松下さんとあんなことになったのは、自分のせいだと。
「ごめん、翠。俺がもっと、松下のことも翠のことも――」
「航太郎さんっ! 私が、松下さんを怒らせるような真似をしたんです。でも、我慢するつもりだったけど、できなかったの。航太郎さんは私の旦那さんなのに、松下さんが、あなたと付き合ってるとか言うから……!」
「翠」
「航太郎さんは私以外の女性には魅力を感じないんでしょ? 私しか見えてないんでしょ。私も同じくらい、あなたしか見えてない。好きなの。大好きな人だから、誰にも渡したくない。嘘でも、彼女と名乗る人が私に会いに来て、嫉妬でくるいそうだった」
私が間髪入れずに話し続けるので、航太郎さんは黙って聞いている。
一呼吸つくと、彼は倒れ込むように私の隣に横たえて、隠すように顔の前に腕をおく。
「航太郎さん…?」
「翠の熱い告白…萌えるね」
「っ…伝わりましたか?松下さんと喧嘩みたいになったのは、あなたのことを好きすぎる私が悪いの。 …心配かけて、ごめんなさい」
「俺も…感情的になりすぎた。…怖かった?」
ちらりと顔を向けて、航太郎さんが少しか細い声で言う。
私はふるふると首を横に振り、「助けてくれて、松下さんにもはっきり言ってくれて、嬉しかった」と小さく微笑む。
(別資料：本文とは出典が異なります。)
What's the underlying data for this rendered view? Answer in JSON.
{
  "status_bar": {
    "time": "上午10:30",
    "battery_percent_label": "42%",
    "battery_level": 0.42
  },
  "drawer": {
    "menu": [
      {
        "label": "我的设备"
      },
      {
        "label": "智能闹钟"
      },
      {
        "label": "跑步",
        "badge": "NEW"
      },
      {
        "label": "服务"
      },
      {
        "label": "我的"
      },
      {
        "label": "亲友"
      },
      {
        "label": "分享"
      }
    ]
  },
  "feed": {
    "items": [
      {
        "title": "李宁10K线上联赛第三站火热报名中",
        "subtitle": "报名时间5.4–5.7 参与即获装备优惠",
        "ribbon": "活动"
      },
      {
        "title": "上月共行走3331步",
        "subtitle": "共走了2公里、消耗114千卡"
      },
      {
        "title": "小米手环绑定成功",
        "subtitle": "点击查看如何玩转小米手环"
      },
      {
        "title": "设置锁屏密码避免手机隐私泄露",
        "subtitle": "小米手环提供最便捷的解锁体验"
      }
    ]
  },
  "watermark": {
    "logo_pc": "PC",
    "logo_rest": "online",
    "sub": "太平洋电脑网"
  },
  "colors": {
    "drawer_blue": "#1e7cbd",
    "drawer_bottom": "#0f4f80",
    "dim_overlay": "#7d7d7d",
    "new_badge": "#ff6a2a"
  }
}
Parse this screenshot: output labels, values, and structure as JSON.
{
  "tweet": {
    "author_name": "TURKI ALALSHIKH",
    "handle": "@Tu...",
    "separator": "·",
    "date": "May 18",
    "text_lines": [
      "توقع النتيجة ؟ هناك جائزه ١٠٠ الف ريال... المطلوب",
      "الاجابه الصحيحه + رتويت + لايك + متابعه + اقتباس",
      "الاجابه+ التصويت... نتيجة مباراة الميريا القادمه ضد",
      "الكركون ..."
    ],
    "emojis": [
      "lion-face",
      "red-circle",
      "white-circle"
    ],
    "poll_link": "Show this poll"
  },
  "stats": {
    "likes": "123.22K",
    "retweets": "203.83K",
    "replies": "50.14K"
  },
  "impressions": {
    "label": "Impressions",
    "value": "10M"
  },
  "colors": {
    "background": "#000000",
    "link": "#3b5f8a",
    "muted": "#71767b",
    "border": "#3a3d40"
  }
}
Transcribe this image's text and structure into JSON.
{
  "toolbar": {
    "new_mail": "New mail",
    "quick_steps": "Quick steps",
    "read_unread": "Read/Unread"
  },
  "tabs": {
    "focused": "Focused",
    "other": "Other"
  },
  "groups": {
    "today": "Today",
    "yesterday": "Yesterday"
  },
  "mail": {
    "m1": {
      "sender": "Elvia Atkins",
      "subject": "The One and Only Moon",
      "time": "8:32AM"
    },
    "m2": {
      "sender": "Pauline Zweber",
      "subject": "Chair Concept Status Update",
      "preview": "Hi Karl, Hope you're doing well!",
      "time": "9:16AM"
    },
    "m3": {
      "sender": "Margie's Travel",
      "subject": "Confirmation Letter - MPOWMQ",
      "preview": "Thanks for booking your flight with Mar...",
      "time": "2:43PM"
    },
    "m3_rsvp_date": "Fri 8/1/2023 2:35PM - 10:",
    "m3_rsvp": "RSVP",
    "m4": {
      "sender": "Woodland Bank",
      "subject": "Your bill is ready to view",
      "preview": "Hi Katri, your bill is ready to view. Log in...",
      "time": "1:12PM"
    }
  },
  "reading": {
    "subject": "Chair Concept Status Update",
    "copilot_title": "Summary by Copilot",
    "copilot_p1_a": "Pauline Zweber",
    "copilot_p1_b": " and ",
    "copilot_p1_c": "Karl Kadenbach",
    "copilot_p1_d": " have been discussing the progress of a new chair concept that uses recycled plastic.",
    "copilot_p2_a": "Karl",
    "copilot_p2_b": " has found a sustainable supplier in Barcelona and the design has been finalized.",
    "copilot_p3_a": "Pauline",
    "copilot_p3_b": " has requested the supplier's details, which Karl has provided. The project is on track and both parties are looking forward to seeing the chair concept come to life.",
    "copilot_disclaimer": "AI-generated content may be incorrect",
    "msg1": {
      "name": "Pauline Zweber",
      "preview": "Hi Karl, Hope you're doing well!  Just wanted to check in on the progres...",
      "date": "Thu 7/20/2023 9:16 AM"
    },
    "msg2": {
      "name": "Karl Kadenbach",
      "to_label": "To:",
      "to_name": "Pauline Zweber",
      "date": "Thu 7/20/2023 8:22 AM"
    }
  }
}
「それに、航太郎さんのそういうところ…ほら、トロに似てるって言った。一度見たことあります」
「……ああ、沖縄の。ガキがナンパしてきた時」
ほら、今も口が悪うございますよ。
その時の航太郎さんを思い出して、おもわずくすっと笑ってしまう。
あの時はびっくりしたけど、今思えばあの頃から愛されていたんだよね。